December 2006 LSAT Section 3 Question 23
Ethicist: It would be a mistake to say that just because someone is not inclined to do otherwise, she or he does not...
Melody on August 7, 2013Okay, what is the Ethicist trying to tell you? He wants you to see that just because someone isn't inclined to do wrong, doesn't mean that he does not deserve to be praised for doing what is right (as opposed to someone who resists a desire to do wrong). Our premise is: even though those who resist a desire to do wrong are considered especially virtuous, those who are not inclined to do wrong because they have eliminated all such desire are no less virtuous.
Answer choice (A) is incorrect because the Ethicist does not provide justification for it.
Answer choice (B) is CORRECT because the Ethicist is saying it is not sufficient to use the belief that people are considered especially virtuous if they successfully resist a desire to do wrong to conclude that those people deserve more praise. Thus, this assertion is insufficient to justify the claim that the argument concludes is false.
Answer choice (C) is incorrect because we never discuss the "primary obstacle to some people's having an adequate conception of virtue."
Answer choice (D) is incorrect because the ethicist does not say that the assessment is false, rather he merely points out that those who no longer have a desire to do wrong are no less virtuous.
Answer choice (E) is incorrect because the assessment does not serve as evidence for the conclusion
Try and slow down when the language gets abstract like this. Really break down the stimulus into its conclusion and premise. Don't hit the answer choices till you feel you understand what the argument is saying. Abstract language is strewn in to confuse you.
Hope that helps. Let me know if you have any other questions!
Leila on August 8, 2013Thank you !!
jing jing on May 2, 2020Hi
I am still lost. What exactly is the stimulus concluding? What are the premises? Thank you
Shunhe on May 3, 2020Hi @email@example.com
This question is a bit abstract in nature and pretty confusingly worded. But let’s break it down bit by bit.
First clause: “It would be a mistake to say that just because someone is not inclined to do otherwise, she or he does not deserve to be praised for doing what is right”
What is this saying exactly? Well, it’s telling us that someone who does the right thing should be praised for it, even if they aren’t inclined to do otherwise. So the idea here is that there’s two types of people. Some people do the right thing, even though there’s reasons for them not to do it. For example, person A might not take a stolen wallet for themselves and instead turn it in to authorities, even though they might need the money themselves, which would incline them to not steal the money. Meanwhile, person B might turn in the wallet, but they do it without thinking about it—it’s just automatic for them, they have lots of money and it’s just the way they were raised. The ethicist here is saying that even though person B isn’t really making a “moral choice” that’s as difficult as the one person A makes, person B should still be praised for doing the right thing.

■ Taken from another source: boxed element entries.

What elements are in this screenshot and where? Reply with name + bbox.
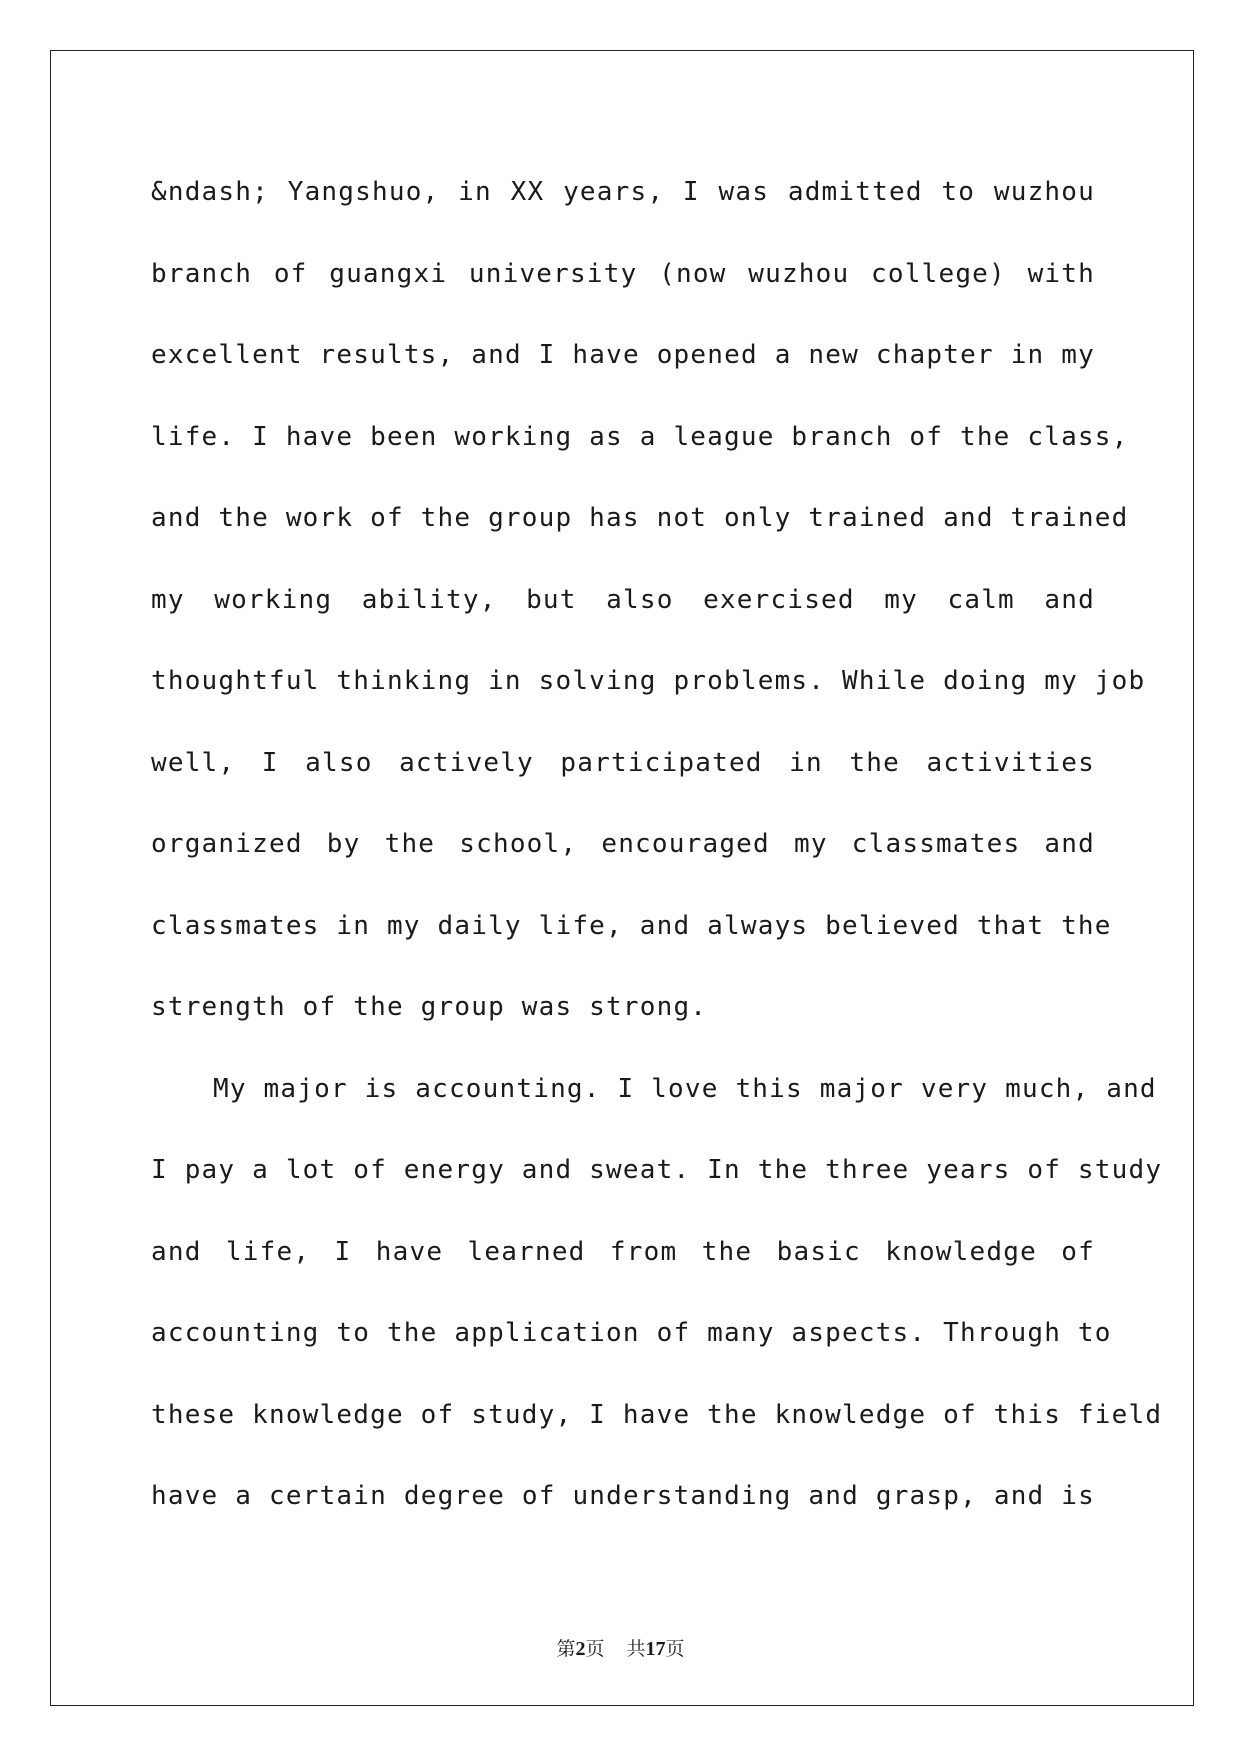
text-line: My major is accounting. I love this major very much, and [213, 1073, 1157, 1104]
text-line: these knowledge of study, I have the knowledge of this field [151, 1399, 1163, 1430]
paragraph-1 [151, 152, 1146, 1049]
text-line: and life, I have learned from the basic knowledge of [151, 1236, 1095, 1267]
text-line: organized by the school, encouraged my classmates and [151, 829, 1095, 859]
text-line: accounting to the application of many aspects. Through to [151, 1318, 1112, 1348]
text-line: &ndash; Yangshuo, in XX years, I was admitted to wuzhou [151, 177, 1095, 207]
text-line: life. I have been working as a league branch of the class, [151, 421, 1129, 452]
total-prefix: 共 [626, 1638, 646, 1660]
text-line: thoughtful thinking in solving problems. While doing my job [151, 666, 1146, 696]
text-line: my working ability, but also exercised my calm and [151, 584, 1095, 615]
text-line: strength of the group was strong. [151, 992, 708, 1022]
paragraph-2 [151, 1049, 1163, 1538]
text-line: classmates in my daily life, and always believed that the [151, 910, 1112, 941]
current-page-number: 2 [575, 1638, 586, 1660]
text-line: have a certain degree of understanding and grasp, and is [151, 1481, 1095, 1511]
document-body [151, 152, 1163, 1538]
total-suffix: 页 [665, 1638, 685, 1660]
text-line: I pay a lot of energy and sweat. In the three years of study [151, 1155, 1163, 1185]
text-line: excellent results, and I have opened a new chapter in my [151, 340, 1095, 370]
page-prefix: 第 [556, 1638, 576, 1660]
page-word: 页 [585, 1638, 605, 1660]
text-line: and the work of the group has not only trained and trained [151, 503, 1129, 533]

Second clause: “for although we do consider people especially virtuous if they successfully resist a desire to do what is wrong,”
Notice a couple of things here. The part starts off with “for,” which indicates that it supports what’s above. This suggests that the first clause is going to be our conclusion, which makes sense based on its content.
Now, this part is telling us that we think person A is especially virtuous, more so than person B. Why? Because person A had good reasons to not do “the right thing,” but still did it anyway (resisting a bad desire) whereas person B didn’t really engage in any kind of moral activity in the same sense with regards to their intentions, and so we think of person A as better.
Third clause: “they are certainly no less virtuous if they have succeeded in extinguishing all such desires.”
Now notice that the second clause followed the word “for” with “although,” which indicates a contrast is about to come. The contrast comes here. The “all such desires” refers to desires “to do what is wrong” in the previous sentence. And what the ethicist is saying here is that person B actually isn’t less virtuous than person A if they’ve succeeded in getting rid of the desire to steal the wallet entirely.
So now let’s reconstruct this argument:
Premise 1: We consider people especially virtuous if they successfully resist a desire to do what is wrong.
Premise 2: But, actually, a person isn’t less virtuous than another if they have succeeded in extinguishing all such desires (to do what is wrong).
Conclusion: It would be a mistake to say that just because someone is not inclined to do otherwise, he or she does not deserve to be praised for doing what is right.
So now the question is asking us what role premise 1 plays in the argument. And remember that premise 1 is there to set up a contrast; the ethicist concludes that a given claim is false, and premise 1 is supposedly what justifies that claim (that the ethicist thinks is false). So, as (B) states, premise 1 makes an observation that is insufficient to justify the claim that the argument concludes is false.
Hope this helps! Feel free to ask any other questions that you might have.
jing jing on May 6, 2020Thank you so much shunhe! Your answers saved my studies! Thank you thank you!
Shunhe on May 27, 2020Glad I could help!
Shunhe on May 27, 2020Glad I could help!